ESGで問題を起こした企業の株価暴落が頻発し、ESGで高スコアの株が継続的に市場をアウトパフォームするようになったことを受け、投資顧問会社ではESGを専任に分析するアナリストを置くところが増えました。さらに、投資信託でも、ESGを重視することを掲げるファンドが大きな金額を集めるようになりました。
ESGでもっとも重要なのは、少し前まではG(ガバナンス)でした。それが、2021年には状況が変わりました。もっとも熱いテーマはE(環境経営)となりました。米国で2021年に環境を重視するバイデン政権が誕生してから、米国も含め世界の主要国が一斉に「脱炭素」目標を掲げるようになりました。石炭など化石燃料を使う企業にペナルティを科し、脱炭素に貢献する企業を優遇する流れが欧米を中心に世界に広がっています。

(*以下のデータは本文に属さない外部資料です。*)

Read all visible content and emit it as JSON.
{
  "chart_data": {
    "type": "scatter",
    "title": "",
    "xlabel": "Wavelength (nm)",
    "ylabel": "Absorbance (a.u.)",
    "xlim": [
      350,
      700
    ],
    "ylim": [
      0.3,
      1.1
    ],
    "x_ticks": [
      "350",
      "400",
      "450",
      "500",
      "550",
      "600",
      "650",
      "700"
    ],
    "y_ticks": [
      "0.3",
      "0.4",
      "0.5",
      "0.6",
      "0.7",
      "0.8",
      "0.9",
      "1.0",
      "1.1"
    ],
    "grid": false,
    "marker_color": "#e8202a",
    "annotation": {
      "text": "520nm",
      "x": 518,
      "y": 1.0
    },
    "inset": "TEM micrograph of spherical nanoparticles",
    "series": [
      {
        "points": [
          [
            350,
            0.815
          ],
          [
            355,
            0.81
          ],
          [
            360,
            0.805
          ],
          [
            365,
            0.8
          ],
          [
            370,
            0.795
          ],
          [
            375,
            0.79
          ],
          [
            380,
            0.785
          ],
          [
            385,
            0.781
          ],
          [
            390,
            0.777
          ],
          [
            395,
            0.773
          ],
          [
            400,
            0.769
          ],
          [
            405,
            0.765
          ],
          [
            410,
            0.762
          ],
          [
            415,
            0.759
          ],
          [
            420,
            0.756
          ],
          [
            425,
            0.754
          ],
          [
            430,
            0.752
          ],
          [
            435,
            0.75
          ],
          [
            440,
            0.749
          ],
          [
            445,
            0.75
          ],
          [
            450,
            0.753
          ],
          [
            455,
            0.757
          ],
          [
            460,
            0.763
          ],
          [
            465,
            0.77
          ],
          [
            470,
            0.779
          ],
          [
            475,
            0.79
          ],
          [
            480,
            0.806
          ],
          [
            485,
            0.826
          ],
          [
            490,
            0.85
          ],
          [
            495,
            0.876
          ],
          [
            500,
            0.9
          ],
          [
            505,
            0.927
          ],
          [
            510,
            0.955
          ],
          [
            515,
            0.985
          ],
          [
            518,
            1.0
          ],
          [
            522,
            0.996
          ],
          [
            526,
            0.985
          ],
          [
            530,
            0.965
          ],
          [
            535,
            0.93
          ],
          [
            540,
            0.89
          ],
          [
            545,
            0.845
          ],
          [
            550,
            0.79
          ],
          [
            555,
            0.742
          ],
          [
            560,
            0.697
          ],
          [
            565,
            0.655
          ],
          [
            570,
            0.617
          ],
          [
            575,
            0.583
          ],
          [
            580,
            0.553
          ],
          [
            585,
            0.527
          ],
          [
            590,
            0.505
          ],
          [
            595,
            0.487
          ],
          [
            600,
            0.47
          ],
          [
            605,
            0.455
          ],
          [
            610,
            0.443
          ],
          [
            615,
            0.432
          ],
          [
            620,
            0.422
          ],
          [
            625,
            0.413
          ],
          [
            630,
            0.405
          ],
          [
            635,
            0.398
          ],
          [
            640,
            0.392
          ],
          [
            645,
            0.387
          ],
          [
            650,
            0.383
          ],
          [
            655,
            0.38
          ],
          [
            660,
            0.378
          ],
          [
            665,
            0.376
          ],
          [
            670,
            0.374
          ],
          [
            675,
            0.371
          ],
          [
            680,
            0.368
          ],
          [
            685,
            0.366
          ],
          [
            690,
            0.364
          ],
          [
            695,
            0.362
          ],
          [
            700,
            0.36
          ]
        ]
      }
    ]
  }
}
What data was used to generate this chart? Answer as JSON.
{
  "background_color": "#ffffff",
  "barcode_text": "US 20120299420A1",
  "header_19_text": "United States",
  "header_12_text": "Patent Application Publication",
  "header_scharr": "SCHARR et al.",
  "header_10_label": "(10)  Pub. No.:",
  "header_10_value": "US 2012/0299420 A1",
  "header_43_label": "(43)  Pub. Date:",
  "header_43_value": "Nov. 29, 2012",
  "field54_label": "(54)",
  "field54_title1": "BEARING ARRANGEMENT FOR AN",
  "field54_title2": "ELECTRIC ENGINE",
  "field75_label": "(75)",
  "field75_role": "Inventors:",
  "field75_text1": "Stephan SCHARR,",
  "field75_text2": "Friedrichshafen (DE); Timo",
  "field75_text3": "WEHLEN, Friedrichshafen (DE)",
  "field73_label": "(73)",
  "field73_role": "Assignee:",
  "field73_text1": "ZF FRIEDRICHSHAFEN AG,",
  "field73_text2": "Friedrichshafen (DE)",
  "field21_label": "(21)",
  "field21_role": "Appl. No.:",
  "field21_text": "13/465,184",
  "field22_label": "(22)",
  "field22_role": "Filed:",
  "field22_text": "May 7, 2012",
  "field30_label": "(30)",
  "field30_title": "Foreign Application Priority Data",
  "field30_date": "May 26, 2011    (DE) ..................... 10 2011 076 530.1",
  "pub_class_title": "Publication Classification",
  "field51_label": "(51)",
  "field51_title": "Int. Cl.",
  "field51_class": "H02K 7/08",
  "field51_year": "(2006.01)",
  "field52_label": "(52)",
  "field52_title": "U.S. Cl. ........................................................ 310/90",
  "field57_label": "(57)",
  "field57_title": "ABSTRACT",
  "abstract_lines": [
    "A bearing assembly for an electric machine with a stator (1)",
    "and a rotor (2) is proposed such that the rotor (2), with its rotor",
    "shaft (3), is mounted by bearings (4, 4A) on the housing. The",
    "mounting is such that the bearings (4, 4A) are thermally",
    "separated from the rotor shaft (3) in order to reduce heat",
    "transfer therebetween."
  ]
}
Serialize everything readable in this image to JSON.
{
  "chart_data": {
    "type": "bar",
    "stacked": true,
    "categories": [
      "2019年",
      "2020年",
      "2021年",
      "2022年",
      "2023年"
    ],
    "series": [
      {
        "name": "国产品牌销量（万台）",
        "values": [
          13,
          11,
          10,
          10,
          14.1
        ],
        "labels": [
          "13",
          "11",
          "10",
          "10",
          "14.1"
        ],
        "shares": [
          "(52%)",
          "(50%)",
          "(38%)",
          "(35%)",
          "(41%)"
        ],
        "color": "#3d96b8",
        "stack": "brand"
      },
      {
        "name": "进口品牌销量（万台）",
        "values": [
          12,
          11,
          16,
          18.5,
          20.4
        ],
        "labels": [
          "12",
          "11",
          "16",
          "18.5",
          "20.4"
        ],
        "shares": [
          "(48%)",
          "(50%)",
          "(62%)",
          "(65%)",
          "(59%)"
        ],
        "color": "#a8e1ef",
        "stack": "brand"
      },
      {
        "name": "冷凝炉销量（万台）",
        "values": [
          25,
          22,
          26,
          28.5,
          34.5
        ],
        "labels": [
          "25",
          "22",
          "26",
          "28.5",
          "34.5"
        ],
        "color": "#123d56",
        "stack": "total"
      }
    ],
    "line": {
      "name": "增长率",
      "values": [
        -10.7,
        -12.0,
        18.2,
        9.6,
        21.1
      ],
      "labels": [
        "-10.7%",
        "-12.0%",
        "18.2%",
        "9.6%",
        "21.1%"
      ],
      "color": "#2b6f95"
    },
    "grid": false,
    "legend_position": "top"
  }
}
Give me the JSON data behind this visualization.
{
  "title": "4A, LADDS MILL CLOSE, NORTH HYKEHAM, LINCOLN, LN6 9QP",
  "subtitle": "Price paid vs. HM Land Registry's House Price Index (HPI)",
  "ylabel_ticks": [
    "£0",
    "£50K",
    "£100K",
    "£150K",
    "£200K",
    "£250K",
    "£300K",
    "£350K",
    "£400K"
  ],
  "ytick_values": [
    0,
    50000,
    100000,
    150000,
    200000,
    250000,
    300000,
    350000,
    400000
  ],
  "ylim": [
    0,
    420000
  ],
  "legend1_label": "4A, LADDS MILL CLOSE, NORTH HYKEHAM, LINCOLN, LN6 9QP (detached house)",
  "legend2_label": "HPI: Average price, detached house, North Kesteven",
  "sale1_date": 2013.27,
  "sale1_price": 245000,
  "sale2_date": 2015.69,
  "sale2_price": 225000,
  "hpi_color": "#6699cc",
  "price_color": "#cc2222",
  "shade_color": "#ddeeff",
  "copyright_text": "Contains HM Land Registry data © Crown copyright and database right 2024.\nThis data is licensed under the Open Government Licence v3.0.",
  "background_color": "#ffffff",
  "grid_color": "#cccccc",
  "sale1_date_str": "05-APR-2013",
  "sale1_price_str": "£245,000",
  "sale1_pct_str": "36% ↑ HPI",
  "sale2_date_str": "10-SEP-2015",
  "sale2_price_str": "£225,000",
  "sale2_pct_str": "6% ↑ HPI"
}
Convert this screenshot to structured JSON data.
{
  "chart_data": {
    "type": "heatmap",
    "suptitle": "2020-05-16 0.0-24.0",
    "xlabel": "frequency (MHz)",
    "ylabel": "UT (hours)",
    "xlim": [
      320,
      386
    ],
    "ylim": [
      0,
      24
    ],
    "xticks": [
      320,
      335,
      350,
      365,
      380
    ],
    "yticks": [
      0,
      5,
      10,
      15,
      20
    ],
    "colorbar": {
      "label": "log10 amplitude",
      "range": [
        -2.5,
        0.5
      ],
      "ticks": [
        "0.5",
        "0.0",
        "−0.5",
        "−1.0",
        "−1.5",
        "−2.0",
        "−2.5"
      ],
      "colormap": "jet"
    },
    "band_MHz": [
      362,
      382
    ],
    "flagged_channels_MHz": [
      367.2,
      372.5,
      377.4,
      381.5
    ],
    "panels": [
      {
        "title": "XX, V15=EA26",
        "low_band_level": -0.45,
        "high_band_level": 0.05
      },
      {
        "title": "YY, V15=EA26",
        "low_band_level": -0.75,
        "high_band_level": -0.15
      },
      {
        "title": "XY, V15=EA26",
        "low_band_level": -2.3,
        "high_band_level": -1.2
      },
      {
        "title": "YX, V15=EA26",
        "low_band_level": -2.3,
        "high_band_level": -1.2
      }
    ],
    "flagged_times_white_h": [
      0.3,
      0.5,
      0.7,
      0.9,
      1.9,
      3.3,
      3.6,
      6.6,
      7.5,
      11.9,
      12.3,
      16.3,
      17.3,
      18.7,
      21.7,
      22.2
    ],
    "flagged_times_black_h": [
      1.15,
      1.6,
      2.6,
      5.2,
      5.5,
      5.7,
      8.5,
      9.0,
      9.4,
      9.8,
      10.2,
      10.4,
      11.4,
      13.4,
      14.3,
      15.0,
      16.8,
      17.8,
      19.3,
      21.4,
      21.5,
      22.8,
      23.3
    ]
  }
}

2021年は株式市場で大きな変化が起こりました。脱炭素に貢献する企業の株価が買われ、化石燃料ビジネスを行う企業の株価が売り込まれるようになりました。その代表が、EV(電気自動車)世界最大手、米テスラでした。環境経営企業として高く評価され、時価総額が一時1兆ドル(約130兆円)を超えました。一方、化石燃料ビジネスを手掛けている企業は、高収益でも低評価でした。
サステナビリティ情報の開示義務付けへ
こうした金融市場の大きな変化を受けて、2022年3月にIASB(国際会計基準審議会)は、サステナビリティ開示基準(案)を公表しました。関係者から意見を収集して、最終基準化に向かう予定です。自社グループによるCO2排出量(スコープ1)、使用電力の発電で出るCO2(スコープ2)など、サステナビリティに関連する幅広いデータの開示が上場企業およびそれに類する大企業に義務づけられる見込みです。
これに歩調を合わせるように、日本の会計基準もサステナビリティ開示を義務付ける方向で検討が始まっています。日本でも世界でも、上場企業およびそれに類する大企業は、決算報告で、財務報告に加え、サステナビリティ情報などの膨大な非財務情報の報告が必要になる見込みです。